Long Bien is the first steel bridge crossing Red River and regarded as the historical witness of Ha Noi in two resistance wars against French Colonial and American Empire.

In 1897, the French Governor – General in Indochina Paul Doumer passed Long Bien Bridge’s construction project to improve infrastructure forcolonial exploitation. In 1898, Dayde&Pille – a French company –  was choosen to become the designer and constructor of Long Bien Bridge project. The bridge was started to build in 1899, finished in 1902 and named Doumer after the French Governor – General in Indochina. At that time, this was the biggest bridge in Indochina and hailed as “the bridge connecting two centuries” by the French. The bridge is 2,290m long with 19 steel girders placed on 20 piers that are more than 40m high. Besides, the bridge includes 896m-stone path, a railway in the middle and lanes for simple vehicles and pedestrians in two sides of the bridge. The pedestrian lane was the best place for sightseeing and enjoying fresh air in Ha Noi at that time.

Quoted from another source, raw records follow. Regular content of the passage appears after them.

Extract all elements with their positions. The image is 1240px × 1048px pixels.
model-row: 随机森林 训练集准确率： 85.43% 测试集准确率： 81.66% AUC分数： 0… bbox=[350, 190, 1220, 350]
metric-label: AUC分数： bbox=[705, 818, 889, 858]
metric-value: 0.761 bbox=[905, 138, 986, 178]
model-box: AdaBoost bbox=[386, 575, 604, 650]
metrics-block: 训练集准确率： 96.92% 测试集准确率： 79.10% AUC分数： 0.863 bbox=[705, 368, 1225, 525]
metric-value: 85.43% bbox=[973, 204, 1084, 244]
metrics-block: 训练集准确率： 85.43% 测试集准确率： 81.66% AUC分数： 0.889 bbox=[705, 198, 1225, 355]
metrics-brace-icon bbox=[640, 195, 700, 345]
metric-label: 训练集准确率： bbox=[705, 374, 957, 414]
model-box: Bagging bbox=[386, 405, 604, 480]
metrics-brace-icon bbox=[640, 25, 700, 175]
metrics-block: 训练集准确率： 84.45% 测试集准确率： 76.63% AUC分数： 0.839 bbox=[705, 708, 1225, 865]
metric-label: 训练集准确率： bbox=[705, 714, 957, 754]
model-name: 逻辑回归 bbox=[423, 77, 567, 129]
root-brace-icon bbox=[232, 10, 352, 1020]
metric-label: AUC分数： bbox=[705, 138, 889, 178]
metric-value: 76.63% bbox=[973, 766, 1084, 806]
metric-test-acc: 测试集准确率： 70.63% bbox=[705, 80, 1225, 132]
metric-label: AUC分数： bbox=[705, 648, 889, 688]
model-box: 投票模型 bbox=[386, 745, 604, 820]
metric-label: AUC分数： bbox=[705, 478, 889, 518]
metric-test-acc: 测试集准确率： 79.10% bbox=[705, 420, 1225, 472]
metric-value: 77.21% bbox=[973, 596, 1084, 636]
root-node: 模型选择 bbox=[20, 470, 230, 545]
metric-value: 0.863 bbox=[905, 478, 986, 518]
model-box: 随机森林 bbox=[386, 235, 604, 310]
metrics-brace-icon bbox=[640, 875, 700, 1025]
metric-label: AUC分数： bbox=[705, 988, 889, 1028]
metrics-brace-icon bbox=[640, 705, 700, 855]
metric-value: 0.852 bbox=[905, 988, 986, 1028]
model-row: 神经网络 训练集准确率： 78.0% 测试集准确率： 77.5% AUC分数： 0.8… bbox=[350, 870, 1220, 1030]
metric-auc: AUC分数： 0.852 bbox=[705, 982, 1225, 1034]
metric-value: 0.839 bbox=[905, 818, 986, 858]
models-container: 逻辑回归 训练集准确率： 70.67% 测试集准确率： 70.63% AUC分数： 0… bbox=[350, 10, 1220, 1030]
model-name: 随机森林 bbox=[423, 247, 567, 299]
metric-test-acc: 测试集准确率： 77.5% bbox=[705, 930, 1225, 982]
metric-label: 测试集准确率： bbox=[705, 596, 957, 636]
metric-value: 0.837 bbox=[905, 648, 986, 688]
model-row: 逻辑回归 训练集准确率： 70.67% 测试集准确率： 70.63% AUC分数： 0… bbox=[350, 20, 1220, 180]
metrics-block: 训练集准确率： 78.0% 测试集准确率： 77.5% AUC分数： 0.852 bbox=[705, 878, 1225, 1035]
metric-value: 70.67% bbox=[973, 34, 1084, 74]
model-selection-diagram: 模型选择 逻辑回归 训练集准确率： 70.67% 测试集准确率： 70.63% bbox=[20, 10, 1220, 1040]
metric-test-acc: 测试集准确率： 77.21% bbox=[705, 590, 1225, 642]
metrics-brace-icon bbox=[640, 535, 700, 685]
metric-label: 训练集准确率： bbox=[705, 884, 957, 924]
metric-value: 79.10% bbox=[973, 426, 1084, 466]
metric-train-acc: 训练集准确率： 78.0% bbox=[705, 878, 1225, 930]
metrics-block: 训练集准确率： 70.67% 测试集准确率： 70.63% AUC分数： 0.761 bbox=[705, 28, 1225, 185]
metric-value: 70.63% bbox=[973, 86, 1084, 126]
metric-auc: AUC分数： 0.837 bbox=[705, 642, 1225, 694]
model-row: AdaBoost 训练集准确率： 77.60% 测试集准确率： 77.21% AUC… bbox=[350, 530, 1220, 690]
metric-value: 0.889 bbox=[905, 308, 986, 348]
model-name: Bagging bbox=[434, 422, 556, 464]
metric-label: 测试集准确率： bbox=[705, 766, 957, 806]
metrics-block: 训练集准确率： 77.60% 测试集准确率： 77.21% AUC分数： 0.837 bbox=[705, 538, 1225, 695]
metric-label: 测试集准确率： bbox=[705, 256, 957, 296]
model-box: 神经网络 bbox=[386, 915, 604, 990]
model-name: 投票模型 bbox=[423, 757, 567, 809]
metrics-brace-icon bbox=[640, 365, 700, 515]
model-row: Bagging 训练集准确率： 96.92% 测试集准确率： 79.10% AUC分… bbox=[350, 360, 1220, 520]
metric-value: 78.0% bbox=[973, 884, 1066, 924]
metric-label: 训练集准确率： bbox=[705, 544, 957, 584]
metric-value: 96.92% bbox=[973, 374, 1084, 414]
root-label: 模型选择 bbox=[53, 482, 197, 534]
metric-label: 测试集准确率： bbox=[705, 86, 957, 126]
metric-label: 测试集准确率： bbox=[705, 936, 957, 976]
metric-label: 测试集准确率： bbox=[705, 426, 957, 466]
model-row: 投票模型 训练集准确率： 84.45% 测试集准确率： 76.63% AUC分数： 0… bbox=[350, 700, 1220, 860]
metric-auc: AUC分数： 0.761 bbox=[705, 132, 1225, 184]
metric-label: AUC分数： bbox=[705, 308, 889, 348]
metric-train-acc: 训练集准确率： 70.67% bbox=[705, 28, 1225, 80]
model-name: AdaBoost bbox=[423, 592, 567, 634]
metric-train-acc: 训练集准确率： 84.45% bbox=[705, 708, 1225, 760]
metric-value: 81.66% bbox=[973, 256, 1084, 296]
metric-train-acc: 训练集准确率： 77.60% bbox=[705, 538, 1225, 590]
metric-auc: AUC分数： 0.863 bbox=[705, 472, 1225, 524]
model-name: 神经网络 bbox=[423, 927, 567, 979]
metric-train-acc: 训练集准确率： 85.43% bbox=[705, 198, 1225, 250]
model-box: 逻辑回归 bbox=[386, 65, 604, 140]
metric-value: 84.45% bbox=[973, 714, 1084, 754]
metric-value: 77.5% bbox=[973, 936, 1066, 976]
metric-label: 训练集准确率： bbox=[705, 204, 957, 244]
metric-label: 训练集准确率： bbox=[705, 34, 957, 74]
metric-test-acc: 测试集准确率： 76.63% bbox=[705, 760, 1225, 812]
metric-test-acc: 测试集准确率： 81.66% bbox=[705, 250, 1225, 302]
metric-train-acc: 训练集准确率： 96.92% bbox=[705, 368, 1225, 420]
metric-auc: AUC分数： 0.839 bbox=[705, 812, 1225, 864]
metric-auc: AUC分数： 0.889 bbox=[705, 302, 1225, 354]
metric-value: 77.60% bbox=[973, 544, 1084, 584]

After Ha Noi’s Liberation Day (10 October 1954), the bridge was renamed Long Bien. During the resistance war against American Empire (1954-1975), Viet Nam People’s Army built twoartillery battlefields in the middle area of Red River and used the high places on the bridge as artillery placements to shoot American aircrafts. The bridge girders destroyed by American bomb were replaced by semi-permanent beams with short spans on the new piers to ensure traffic on the bridge. In 2002, Long Bien Bridge was repaired and reinforced.

Nowadays, Long Bien Bridge is used for trains, motorbikes, bicycles and pedestrians only. Opposed to Viet Nam’s traffic, the bridge’s direction of transportation means is on the left. There is still a metal piece engraved construction time and constructor name at the bridge head.